ADT-specific results are stored in the alternative experiment of the output x:
import scranpy
results = scranpy.analyze_se(
sce,
adt_altexp="ADT",
rna_qc_subsets = {
"mito": [n.startswith("MT-") for n in gene_data.get_row_data().get_column("name")]
},
adt_qc_subsets = {
"igg": [n.startswith("IgG") for n in adt_data.get_row_data().get_column("name")]
}
)
print(results["x"].get_alternative_experiment("ADT").get_column_data()[:,["sum", "detected", "subset_sum_igg", "size_factor"]])
## BiocFrame with 6779 rows and 4 columns
## sum detected subset_sum_igg size_factor
## <ndarray[float64]> <ndarray[uint32]> <ndarray[float64]> <ndarray[float64]>
## [0] 2410.0 17 21.0 0.7935940817266915
## [1] 2637.0 17 30.0 0.7941033166783458
## [2] 5551.0 17 29.0 0.895364130394313
## ... ... ... ...
## [6776] 5079.0 17 11.0 0.7920783948957917
## [6777] 1757.0 17 12.0 0.6649272283074951
## [6778] 2312.0 17 33.0 0.7684763715276961
print(results["x"].get_alternative_experiment("ADT").get_reduced_dimension_names())
## ['PCA']analyze_se() combines the RNA and ADT data into a single embedding for downstream steps like visualization and clustering.
This ensures that those steps will use information from both modalities.
print(results["x"].get_reduced_dimension_names())
## ['PCA', 'combined', 'TSNE', 'UMAP']
import biocutils
print(biocutils.table(results["x"].get_column_data()["graph_cluster"]))
## ['0'=401, '1'=801, '2'=282, '3'=1030, '4'=1142, '5'=279, '6'=922, '7'=198, '8'=375, '9'=212, '10'=884, '11'=47, '12'=13, '13'=48, '14'=58, '15'=87]Similarly, analyze_se() will compute marker statistics for the ADT data:
print(scranpy.preview_markers(results["markers"]["adt"]["0"]))
## BiocFrame with 10 rows and 3 columns
## mean detected lfc
## <ndarray[float64]> <ndarray[float64]> <ndarray[float64]>
## CD3 10.710798038087853 1.0 3.073794979159913
## CD127 7.202083836362728 1.0 2.1670932585149587
## CD45RO 7.062122120526255 1.0 1.6391671901349703
## CD8a 7.530206276892356 1.0 1.8636563581508114
## CD56 5.110427162087626 1.0 0.6727102618980374
## PD-1 5.739783018333582 1.0 0.19200190878211132
## IgG1 4.330276551600134 1.0 -0.02840790745859983
## CD25 5.088783799767125 1.0 -0.1269303811218677
## TIGIT 3.6629345003643983 0.9975062344139651 -0.28573778753415674
## IgG2a 3.143818721927284 0.9900249376558603 -0.3191747955354897Most parameters can be changed by modifying the relevant arguments in analyze_se().
For example:
import scrnaseq
sce = scrnaseq.fetch_dataset("zeisel-brain-2015", "2023-12-14", realize_assays=True)
is_mito = [name.startswith("mt-") for name in sce.get_row_names()]
import scranpy
results = scranpy.analyze(
sce,
rna_qc_subsets = {
"mito": is_mito
},
more_build_graph_args = {
"num_neighbors": 10
},
more_cluster_graph_args = {
"multilevel_resolution": 2
},
more_rna_pca_args = {
"number": 15
},
more_tsne_args = {
"perplexity": 25
},
more_umap_args = {
"min_dist": 0.05
}
)For finer control, users can call each step individually via lower-level functions.

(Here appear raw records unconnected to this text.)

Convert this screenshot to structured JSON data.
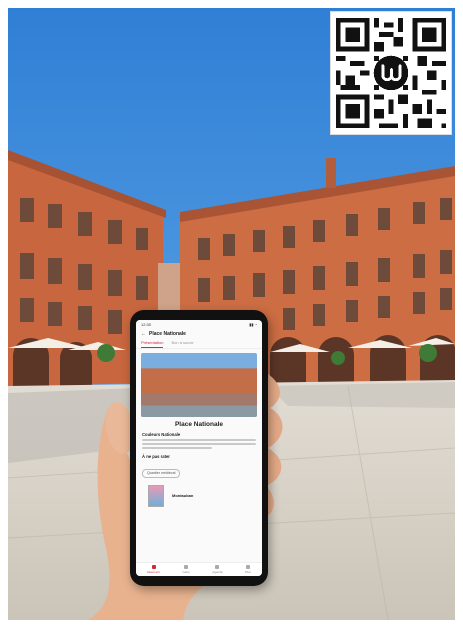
{
  "phone_screen": {
    "app_title": "Place Nationale",
    "tabs": [
      "Présentation",
      "Bon à savoir"
    ],
    "place_title": "Place Nationale",
    "section_title": "Couleurs Nationale",
    "related_title": "À ne pas rater",
    "chip_label": "Quartier médiéval",
    "brand_label": "Montauban",
    "nav_items": [
      "Découvrir",
      "Carte",
      "Agenda",
      "Plus"
    ]
  },
  "colors": {
    "sky": "#3a86d8",
    "brick": "#c8673f",
    "pavement": "#d8d2c8",
    "accent": "#d12a3b"
  },
  "icons": [
    "qr-code-icon",
    "back-arrow-icon",
    "logo-icon"
  ]
}
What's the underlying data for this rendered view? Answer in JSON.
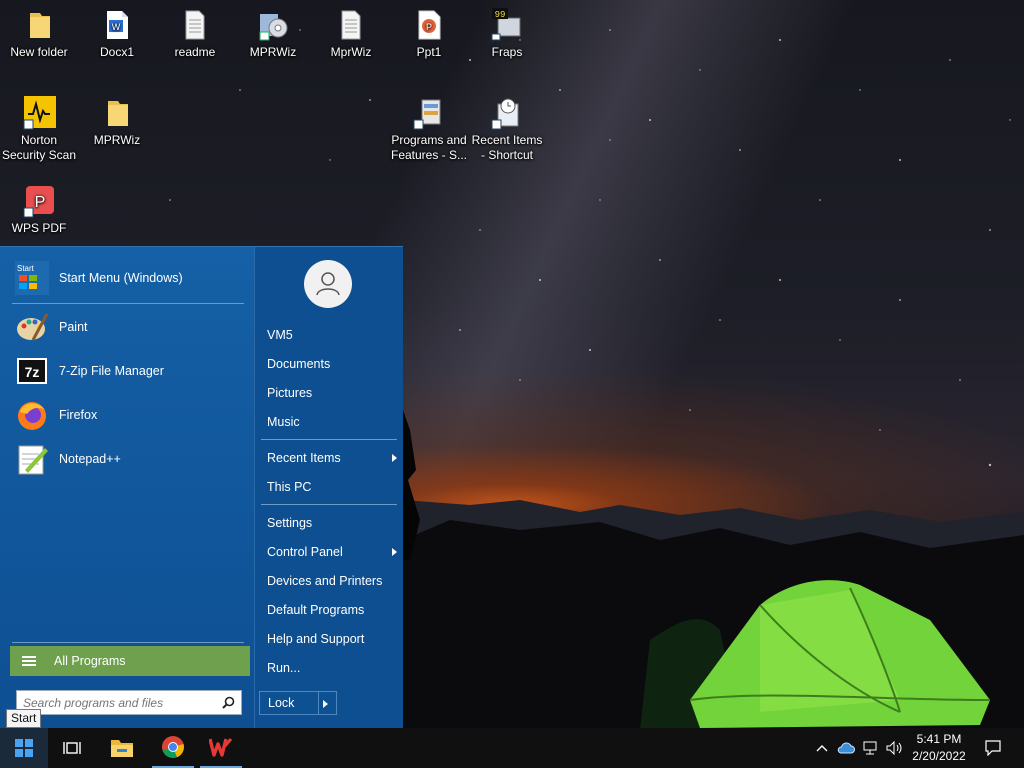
{
  "desktop": {
    "icons": [
      {
        "label": "New folder",
        "icon": "folder-icon"
      },
      {
        "label": "Docx1",
        "icon": "word-doc-icon"
      },
      {
        "label": "readme",
        "icon": "text-file-icon"
      },
      {
        "label": "MPRWiz",
        "icon": "mprwiz-installer-icon"
      },
      {
        "label": "MprWiz",
        "icon": "text-file-icon"
      },
      {
        "label": "Ppt1",
        "icon": "powerpoint-icon"
      },
      {
        "label": "Fraps",
        "icon": "fraps-icon"
      },
      {
        "label": "Norton Security Scan",
        "icon": "norton-icon"
      },
      {
        "label": "MPRWiz",
        "icon": "folder-icon"
      },
      {
        "label": "Programs and Features - S...",
        "icon": "programs-features-icon"
      },
      {
        "label": "Recent Items - Shortcut",
        "icon": "recent-items-icon"
      },
      {
        "label": "WPS PDF",
        "icon": "wps-pdf-icon"
      }
    ]
  },
  "start_menu": {
    "pinned": [
      {
        "label": "Start Menu (Windows)",
        "icon": "start-menu-icon"
      },
      {
        "label": "Paint",
        "icon": "paint-icon"
      },
      {
        "label": "7-Zip File Manager",
        "icon": "7zip-icon"
      },
      {
        "label": "Firefox",
        "icon": "firefox-icon"
      },
      {
        "label": "Notepad++",
        "icon": "notepadpp-icon"
      }
    ],
    "all_programs": "All Programs",
    "search_placeholder": "Search programs and files",
    "right_items": {
      "user": "VM5",
      "documents": "Documents",
      "pictures": "Pictures",
      "music": "Music",
      "recent": "Recent Items",
      "this_pc": "This PC",
      "settings": "Settings",
      "control_panel": "Control Panel",
      "devices": "Devices and Printers",
      "default_programs": "Default Programs",
      "help": "Help and Support",
      "run": "Run..."
    },
    "lock": "Lock"
  },
  "tooltip": "Start",
  "taskbar": {
    "time": "5:41 PM",
    "date": "2/20/2022"
  }
}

A typical RNA analysis might be implemented as:
res = scranpy.quick_rna_qc_se(sce, subsets={ "mito": is_mito })
res = res[:,res.get_column_data()["keep"]]
res = scranpy.normalize_rna_counts_se(res, size_factors=res.get_column_data()["sum"])

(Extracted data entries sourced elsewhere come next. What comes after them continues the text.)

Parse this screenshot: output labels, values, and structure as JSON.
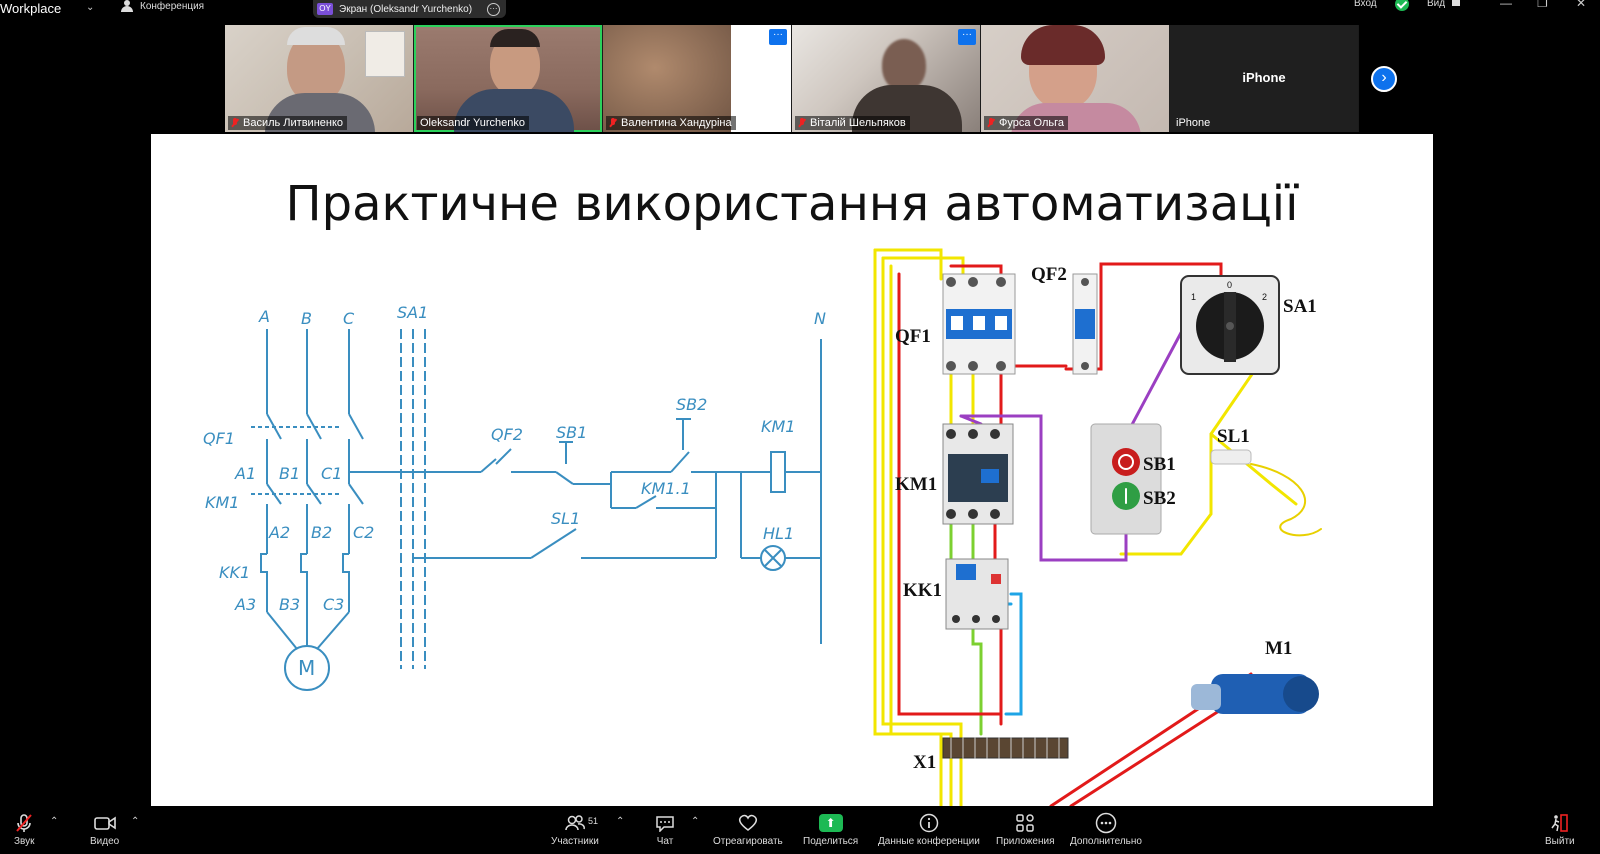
{
  "topbar": {
    "app_name": "Workplace",
    "meeting_label": "Конференция",
    "share_initials": "OY",
    "share_label": "Экран (Oleksandr Yurchenko)",
    "login_label": "Вход",
    "view_label": "Вид"
  },
  "participants": [
    {
      "name": "Василь Литвиненко",
      "muted": true
    },
    {
      "name": "Oleksandr Yurchenko",
      "muted": false,
      "active_speaker": true
    },
    {
      "name": "Валентина Хандуріна",
      "muted": true
    },
    {
      "name": "Віталій Шельпяков",
      "muted": true
    },
    {
      "name": "Фурса Ольга",
      "muted": true
    },
    {
      "name": "iPhone",
      "muted": false,
      "title": "iPhone"
    }
  ],
  "slide": {
    "title": "Практичне використання автоматизації",
    "schematic_labels": {
      "phases": [
        "A",
        "B",
        "C"
      ],
      "neutral": "N",
      "sa1": "SA1",
      "qf1": "QF1",
      "a1": "A1",
      "b1": "B1",
      "c1": "C1",
      "km1": "KM1",
      "a2": "A2",
      "b2": "B2",
      "c2": "C2",
      "kk1": "KK1",
      "a3": "A3",
      "b3": "B3",
      "c3": "C3",
      "motor": "M",
      "qf2": "QF2",
      "sb1": "SB1",
      "sb2": "SB2",
      "km11": "KM1.1",
      "sl1": "SL1",
      "km1_coil": "KM1",
      "hl1": "HL1"
    },
    "wiring_labels": {
      "qf1": "QF1",
      "qf2": "QF2",
      "sa1": "SA1",
      "km1": "KM1",
      "sb1": "SB1",
      "sb2": "SB2",
      "sl1": "SL1",
      "kk1": "KK1",
      "m1": "M1",
      "x1": "X1",
      "sa1_positions": [
        "1",
        "0",
        "2"
      ]
    }
  },
  "toolbar": {
    "audio": "Звук",
    "video": "Видео",
    "participants": "Участники",
    "participants_count": "51",
    "chat": "Чат",
    "react": "Отреагировать",
    "share": "Поделиться",
    "info": "Данные конференции",
    "apps": "Приложения",
    "more": "Дополнительно",
    "leave": "Выйти"
  },
  "colors": {
    "accent": "#0e72ed",
    "active_speaker": "#2bd15b",
    "share_green": "#1db954",
    "schematic_blue": "#3a8ec0"
  }
}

res = scranpy.choose_rna_hvgs_se(res)
res = scranpy.run_pca_se(res, features=res.get_row_data()["hvg"])
res = scranpy.run_all_neighbor_steps_se(res)
markers = scranpy.score_markers_se(res, groups=res.get_column_data()["clusters"])Check out analyze_se() source code for more details.